Research from Kaiser Permanente Southern California has shown that the shingles vaccine is safe to take, even though only about 10 percent of people who qualify for the vaccine actually take it.
Shingles is an extremely painful infection of the nerves and skin and is caused by the varicella zoster virus, the same virus as chickenpox. In order to have shingles, a person must first have had chickenpox, usually in childhood.
In the United States, the vast majority of adults have been exposed to chickenpox as children. Actually, all but 1 percent have had it by age 40.
Shingles is most prevalent with people over the age of 60, but it can happen to any adults who have had chickenpox. One-third of adults will get shingles in their lifetime.
◦ Red, slightly raised band or patch often overlaid with multiple small fluid-filled blisters
◦ Develops on one side of the body or the other, typically not crossing midline
◦ Spreads to multiple parts of the body — the “disseminated” zoster (in severe cases)
◦ Blisters dry out and crust (within several days)
◦ Affects mostly the torso and face
■ Affected eyes (in severe cases), which can seriously threaten vision
■ Pain on the skin at the site of the rash (usually severe)
■ Tingling or itchiness on the skin, which may start a few days before the rash
■ Skin in the affected area is unusually sensitive to touch
If a person is experiencing a combination of several of these symptoms, they should contact their doctor straight away.
It's unknown why the majority of adults have chosen to not be vaccinated. Several factors may be that people don't know the vaccinations exists, they are not aware that their risk is fairly high, or their doctors are not informing them about shingles at all.
There are also other factors including the cost ($160 per vaccine, although it's usually covered by all the Medicare Part D options) and the difficulty in shipping the vaccine that must remain frozen.
The research done at Kaiser Permanente Southern California has shown that side effects are very unusual and that the vaccine is well-tolerated.
According to the New York Times that covered the story, "Researchers studied medical records of 193,083 people age 50 and older, following them for six weeks after getting the vaccine. They found no increased risk for stroke, heart disease, heart attack, meningitis or encephalitis.

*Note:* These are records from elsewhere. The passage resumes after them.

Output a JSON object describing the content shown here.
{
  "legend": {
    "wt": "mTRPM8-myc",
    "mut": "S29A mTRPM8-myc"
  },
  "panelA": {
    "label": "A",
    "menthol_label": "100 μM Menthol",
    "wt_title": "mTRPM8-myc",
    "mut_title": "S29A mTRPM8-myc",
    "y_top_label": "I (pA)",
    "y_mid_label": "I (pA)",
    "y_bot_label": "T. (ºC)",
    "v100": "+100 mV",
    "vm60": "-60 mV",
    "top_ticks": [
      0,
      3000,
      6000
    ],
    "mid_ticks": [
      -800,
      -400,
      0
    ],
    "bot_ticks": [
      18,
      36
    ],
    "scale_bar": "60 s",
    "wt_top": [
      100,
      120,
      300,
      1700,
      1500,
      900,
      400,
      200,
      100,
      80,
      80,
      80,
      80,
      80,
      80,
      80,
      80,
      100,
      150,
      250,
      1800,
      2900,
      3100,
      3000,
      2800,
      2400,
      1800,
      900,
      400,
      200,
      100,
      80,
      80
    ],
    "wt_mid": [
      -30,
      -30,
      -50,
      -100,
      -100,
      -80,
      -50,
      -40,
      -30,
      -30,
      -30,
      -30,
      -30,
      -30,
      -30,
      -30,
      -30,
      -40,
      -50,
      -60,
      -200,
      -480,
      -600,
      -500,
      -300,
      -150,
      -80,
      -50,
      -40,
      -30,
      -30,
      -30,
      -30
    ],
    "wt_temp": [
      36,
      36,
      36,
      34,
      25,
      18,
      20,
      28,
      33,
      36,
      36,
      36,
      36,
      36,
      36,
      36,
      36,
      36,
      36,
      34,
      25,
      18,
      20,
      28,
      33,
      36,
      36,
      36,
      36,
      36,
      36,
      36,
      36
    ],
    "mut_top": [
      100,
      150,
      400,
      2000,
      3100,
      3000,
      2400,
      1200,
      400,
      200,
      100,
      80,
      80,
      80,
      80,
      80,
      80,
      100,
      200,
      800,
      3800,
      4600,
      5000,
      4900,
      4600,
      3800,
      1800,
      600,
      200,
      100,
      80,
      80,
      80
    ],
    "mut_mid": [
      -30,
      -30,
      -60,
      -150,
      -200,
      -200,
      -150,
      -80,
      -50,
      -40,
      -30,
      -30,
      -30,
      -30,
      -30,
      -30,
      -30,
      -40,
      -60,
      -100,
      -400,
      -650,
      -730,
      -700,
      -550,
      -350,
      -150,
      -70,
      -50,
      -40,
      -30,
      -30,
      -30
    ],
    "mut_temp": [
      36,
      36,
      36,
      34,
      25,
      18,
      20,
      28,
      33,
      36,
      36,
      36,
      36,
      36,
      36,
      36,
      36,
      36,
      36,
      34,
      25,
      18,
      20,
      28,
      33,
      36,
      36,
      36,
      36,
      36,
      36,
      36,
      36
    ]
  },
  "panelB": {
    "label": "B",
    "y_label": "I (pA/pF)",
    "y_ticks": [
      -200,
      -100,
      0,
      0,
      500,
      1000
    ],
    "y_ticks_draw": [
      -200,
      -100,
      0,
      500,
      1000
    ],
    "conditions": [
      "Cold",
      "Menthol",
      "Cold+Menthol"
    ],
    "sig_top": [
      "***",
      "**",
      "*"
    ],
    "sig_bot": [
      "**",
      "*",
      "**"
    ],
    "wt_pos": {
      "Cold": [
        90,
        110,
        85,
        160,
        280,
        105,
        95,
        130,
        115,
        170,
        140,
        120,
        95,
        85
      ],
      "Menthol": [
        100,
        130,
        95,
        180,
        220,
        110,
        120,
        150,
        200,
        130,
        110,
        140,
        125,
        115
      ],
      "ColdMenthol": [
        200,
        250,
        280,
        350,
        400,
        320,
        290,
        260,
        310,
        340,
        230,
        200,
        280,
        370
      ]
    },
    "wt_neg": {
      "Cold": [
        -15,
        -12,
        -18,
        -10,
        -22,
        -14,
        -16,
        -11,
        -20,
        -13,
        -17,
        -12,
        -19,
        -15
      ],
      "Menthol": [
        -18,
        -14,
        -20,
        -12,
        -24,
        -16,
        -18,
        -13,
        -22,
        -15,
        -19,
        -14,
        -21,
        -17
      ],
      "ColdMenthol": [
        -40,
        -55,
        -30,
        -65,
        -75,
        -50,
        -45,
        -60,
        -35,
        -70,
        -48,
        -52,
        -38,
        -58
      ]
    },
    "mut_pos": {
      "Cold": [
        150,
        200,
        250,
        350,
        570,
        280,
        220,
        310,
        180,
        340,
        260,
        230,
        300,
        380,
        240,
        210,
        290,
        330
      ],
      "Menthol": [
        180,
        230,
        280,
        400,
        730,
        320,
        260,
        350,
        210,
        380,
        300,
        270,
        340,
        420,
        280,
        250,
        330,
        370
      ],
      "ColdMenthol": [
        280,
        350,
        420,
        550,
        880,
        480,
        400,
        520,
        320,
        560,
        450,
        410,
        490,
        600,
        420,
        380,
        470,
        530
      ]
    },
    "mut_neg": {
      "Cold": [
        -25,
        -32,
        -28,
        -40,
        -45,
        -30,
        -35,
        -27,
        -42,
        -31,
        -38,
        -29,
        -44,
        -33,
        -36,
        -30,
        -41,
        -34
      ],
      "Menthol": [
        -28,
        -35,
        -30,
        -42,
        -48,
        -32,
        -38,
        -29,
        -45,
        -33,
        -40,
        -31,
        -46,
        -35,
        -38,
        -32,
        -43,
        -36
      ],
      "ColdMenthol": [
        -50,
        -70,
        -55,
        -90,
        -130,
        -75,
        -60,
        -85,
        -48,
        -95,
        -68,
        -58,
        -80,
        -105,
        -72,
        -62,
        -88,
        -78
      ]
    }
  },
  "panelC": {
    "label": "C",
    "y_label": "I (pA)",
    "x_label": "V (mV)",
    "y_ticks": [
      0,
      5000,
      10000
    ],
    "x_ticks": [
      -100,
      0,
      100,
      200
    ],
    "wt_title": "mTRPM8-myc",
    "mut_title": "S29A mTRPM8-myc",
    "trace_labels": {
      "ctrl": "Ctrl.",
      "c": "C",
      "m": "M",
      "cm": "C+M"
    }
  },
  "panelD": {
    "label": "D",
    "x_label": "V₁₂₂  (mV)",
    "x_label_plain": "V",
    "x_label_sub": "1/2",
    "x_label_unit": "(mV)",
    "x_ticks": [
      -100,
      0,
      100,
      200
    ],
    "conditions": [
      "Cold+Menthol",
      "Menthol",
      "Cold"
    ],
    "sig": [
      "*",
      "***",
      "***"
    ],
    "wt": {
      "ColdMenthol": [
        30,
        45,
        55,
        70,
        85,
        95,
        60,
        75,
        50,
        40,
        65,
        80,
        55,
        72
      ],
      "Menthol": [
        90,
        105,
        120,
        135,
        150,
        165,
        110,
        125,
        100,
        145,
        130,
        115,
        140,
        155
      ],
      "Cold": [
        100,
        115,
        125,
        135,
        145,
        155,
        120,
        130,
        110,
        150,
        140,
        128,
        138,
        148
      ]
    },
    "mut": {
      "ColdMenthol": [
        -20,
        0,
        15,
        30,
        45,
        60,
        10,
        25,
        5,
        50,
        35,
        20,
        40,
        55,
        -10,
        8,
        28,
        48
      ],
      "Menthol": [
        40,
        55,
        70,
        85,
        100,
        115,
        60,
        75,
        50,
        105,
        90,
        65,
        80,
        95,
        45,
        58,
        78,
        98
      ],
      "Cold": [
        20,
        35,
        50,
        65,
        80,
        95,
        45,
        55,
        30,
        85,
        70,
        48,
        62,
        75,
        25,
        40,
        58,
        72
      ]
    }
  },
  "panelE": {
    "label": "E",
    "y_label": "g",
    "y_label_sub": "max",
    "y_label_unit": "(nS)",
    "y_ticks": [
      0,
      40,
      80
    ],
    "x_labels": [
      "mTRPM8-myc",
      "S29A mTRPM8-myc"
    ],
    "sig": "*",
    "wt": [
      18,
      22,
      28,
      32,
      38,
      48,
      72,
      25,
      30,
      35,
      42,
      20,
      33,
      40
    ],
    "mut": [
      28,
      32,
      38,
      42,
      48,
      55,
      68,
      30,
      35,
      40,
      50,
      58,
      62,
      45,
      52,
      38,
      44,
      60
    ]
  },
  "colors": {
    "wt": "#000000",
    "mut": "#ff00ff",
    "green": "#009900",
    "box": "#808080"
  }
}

"There was no increased risk for Bell’s palsy or Ramsay Hunt syndrome, possible complications of infection with herpes zoster, the virus that causes shingles and chicken pox. The most common side effect was swelling or redness at the site of the injection."
“If we look at the data, we don’t see any risk of serious adverse events following the vaccination,” said Hung Fu Tseng, the lead author and a researcher with Kaiser Permanente Southern California."
According the EmpowHER's Shingles page, treatment is focused on keeping the patient comfortable, applying wet cloths, as well as using calamine lotion, over-the-counter pain medications, and/or antiviral drugs.
There is no way to prevent shingles (other than a vaccination, as studies have shown the vaccine to reduce the odds of getting shingles by 55 percent) and no cure.
Shingles can take several weeks to recover from, or even months for those with compromised immune systems or advanced age.
EmpowHER.co. Shingles. Shingles Symptoms. Web. Friday, April 27th, 2012. https://www.empowher.com/condition/shingles/symptoms
The New York Times. Health. Research. Prevention: Shingles Vaccine Is Shown to Be Very Safe. Web. Friday, April 27th, 2012.